Polars and pandas both provide DataFrame-based data analysis in Python, but they differ in syntax, performance, and features. In this tutorial on Polars vs pandas, you’ll compare their method chaining styles, run timed performance tests, explore LazyFrame optimizations in Polars, convert data between the two libraries, and create plots with their built-in tools. You’ll also examine scenarios where each library’s strengths make it the better choice.
By the end of this tutorial, you’ll understand that:
- Polars expressions and contexts let you build clear, optimized query pipelines without mutating your original data.
- LazyFrames with query optimization in Polars can outperform pandas for grouped and aggregated workloads.
- Streaming in Polars enables processing datasets that don’t fit in memory, which pandas can’t handle natively.
.to_pandas()andfrom_pandas()let you convert between DataFrame formats, and Narwhals offers a library-agnostic API.- Built-in plotting uses Altair for Polars and Matplotlib for pandas, allowing quick visualization directly from DataFrames.
To get the most out of this tutorial, it’s recommended that you already have a basic understanding of how to work with both pandas and Polars DataFrames, as well as Polars LazyFrames.
To complete the examples in this tutorial, you’ll use various tools and the Python REPL. You’ll use the command line to run some scripts that time your code and reveal how pandas and Polars compare. You’ll also take advantage of the plotting capabilities of Jupyter Notebook.
Much of the data you’ll use will be random and self-generated. You’ll also use a cleansed and reformatted Apache Parquet version of some freely available retail data from the UC Irvine Machine Learning Repository. Parquet files are optimized to store data and analyze it efficiently. This enables you to achieve optimal performance from the pandas and Polars libraries.
Before you start, you should download the online_retail.parquet file from the tutorial downloadables and place it into your project directory.
You’ll need to install the pandas and Polars libraries, as well as PyArrow, Matplotlib, Vega-Altair, and Narwhals, to make sure your code has everything it needs to run. You’ll also use NumPy, which is currently installed automatically when you install pandas.
You may also want to consider creating your own virtual environment within your project folder to install the necessary libraries. This will prevent them from interfering with your current setup.
You can install the required libraries using these commands at your command prompt:
$ python -m pip install polars \
pandas \
pyarrow \
narwhals \
altair \
jupyterlab \
matplotlib
All the code examples are provided in the downloadable materials for this tutorial, which you can download by clicking the link below:
Get Your Code: Click here to download the free sample code you’ll use to learn the differences between Polars and pandas.
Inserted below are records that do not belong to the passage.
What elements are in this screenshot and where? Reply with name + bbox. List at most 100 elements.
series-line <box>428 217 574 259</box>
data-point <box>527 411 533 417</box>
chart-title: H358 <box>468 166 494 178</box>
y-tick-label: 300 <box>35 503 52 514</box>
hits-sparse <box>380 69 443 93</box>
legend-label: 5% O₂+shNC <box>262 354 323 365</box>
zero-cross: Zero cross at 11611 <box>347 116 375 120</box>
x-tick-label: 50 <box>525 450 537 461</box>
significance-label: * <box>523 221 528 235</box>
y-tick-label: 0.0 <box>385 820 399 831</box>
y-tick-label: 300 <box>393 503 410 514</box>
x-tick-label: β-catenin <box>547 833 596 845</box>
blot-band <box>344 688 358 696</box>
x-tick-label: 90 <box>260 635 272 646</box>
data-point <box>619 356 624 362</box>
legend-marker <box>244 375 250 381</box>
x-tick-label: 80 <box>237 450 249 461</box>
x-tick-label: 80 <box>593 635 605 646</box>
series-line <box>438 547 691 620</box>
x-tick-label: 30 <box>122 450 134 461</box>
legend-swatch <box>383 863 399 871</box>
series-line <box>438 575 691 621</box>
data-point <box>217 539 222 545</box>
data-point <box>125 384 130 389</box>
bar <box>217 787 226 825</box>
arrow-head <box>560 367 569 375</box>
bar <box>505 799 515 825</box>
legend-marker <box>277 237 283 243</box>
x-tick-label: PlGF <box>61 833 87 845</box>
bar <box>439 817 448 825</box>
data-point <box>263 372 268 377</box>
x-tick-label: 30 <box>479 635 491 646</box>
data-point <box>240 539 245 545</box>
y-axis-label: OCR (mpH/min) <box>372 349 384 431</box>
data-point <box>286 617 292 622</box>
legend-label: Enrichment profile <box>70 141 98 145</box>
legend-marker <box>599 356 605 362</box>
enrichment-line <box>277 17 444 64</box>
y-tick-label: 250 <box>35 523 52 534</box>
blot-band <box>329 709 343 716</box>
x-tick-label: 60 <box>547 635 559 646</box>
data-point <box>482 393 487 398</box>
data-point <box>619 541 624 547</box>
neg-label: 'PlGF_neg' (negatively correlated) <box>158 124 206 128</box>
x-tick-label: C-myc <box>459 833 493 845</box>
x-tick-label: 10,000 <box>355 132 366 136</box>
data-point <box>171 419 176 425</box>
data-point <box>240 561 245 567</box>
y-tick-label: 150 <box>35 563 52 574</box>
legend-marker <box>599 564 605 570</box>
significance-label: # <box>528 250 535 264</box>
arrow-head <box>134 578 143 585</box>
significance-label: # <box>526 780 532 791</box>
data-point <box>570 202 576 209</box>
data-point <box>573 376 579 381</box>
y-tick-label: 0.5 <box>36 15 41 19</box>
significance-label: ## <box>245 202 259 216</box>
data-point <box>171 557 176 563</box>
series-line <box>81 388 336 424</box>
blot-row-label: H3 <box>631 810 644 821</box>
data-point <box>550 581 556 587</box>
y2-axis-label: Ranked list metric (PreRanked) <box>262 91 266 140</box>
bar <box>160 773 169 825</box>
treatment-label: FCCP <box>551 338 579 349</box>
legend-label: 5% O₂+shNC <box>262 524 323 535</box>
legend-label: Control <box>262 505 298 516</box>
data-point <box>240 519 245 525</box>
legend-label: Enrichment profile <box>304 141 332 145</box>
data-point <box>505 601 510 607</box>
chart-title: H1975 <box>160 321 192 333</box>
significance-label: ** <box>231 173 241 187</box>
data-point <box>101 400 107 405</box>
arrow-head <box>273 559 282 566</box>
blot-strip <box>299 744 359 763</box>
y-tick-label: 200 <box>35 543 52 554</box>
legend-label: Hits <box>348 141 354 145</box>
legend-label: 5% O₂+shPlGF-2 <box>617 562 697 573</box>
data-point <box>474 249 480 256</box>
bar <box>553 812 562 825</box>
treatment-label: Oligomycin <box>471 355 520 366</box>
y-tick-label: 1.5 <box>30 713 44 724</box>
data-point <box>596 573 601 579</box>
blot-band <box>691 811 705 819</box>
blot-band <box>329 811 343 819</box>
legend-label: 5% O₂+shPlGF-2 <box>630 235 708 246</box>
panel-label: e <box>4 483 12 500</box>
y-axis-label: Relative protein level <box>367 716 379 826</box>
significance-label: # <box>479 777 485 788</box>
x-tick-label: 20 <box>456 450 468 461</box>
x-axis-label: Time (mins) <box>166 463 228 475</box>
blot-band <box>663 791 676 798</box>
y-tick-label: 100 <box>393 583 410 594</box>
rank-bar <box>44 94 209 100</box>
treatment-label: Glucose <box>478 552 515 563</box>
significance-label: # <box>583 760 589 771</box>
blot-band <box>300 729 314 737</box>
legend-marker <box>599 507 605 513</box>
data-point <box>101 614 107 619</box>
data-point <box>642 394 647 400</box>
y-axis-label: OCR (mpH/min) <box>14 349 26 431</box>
Now that you’re set up, it’s time to get started and learn about the main differences between Polars and pandas.
Take the Quiz: Test your knowledge with our interactive “Polars vs pandas: What's the Difference?” quiz. You’ll receive a score upon completion to help you track your learning progress:
Interactive Quiz
Polars vs pandas: What's the Difference?Take this quiz to test your knowledge of the Polars vs pandas tutorial and review the key differences between these open-source Python libraries.
Do Polars and pandas Use the Same Syntax?
There are similarities between Polars and pandas. For example, they both support Series and DataFrames and can perform many of the same data analysis computations. However, there are some differences in their syntax.
To explore this, you’ll use the order details in your online_retail.parquet file to analyze both pandas and Polars DataFrames. This file contains the following data:
| Column Name | Description |
|---|---|
| InvoiceNo | Invoice number |
| StockCode | Stock code of item |
| Description | Item description |
| Quantity | Quantity purchased |
| InvoiceDate | Date invoiced |
| UnitPrice | Item price |
| CustomerID | Customer identifier |
| Country | Country of purchase made |
Next, you’ll analyze some of this data with pandas and then with Polars.
Using Index-Based Syntax in pandas
Suppose you want a DataFrame with a new Total column that contains the total cost of each purchase. You also want to apply filtering so you can concentrate on specific data.
To achieve this, you might write the following pandas code in your REPL:
pandas_polars_demo.py
>>> import pandas as pd
>>> orders_pandas = pd.read_parquet("online_retail.parquet")
>>> orders_pandas["Total"] = (
... orders_pandas["Quantity"] * orders_pandas["UnitPrice"]
... )
>>> orders_pandas[["InvoiceNo", "Quantity", "UnitPrice", "Total"]][
... orders_pandas["Total"] > 100
... ].head(3)
InvoiceNo Quantity UnitPrice Total
46 536371 80 2.55 204.0
65 536374 32 10.95 350.4
82 536376 48 3.45 165.6
This code uses pandas index-based syntax, inspired by NumPy, on which pandas was originally built. First, you add a new Total column to your DataFrame. The column is calculated by multiplying the values of the Quantity and UnitPrice columns together. This operation permanently changes your original DataFrame.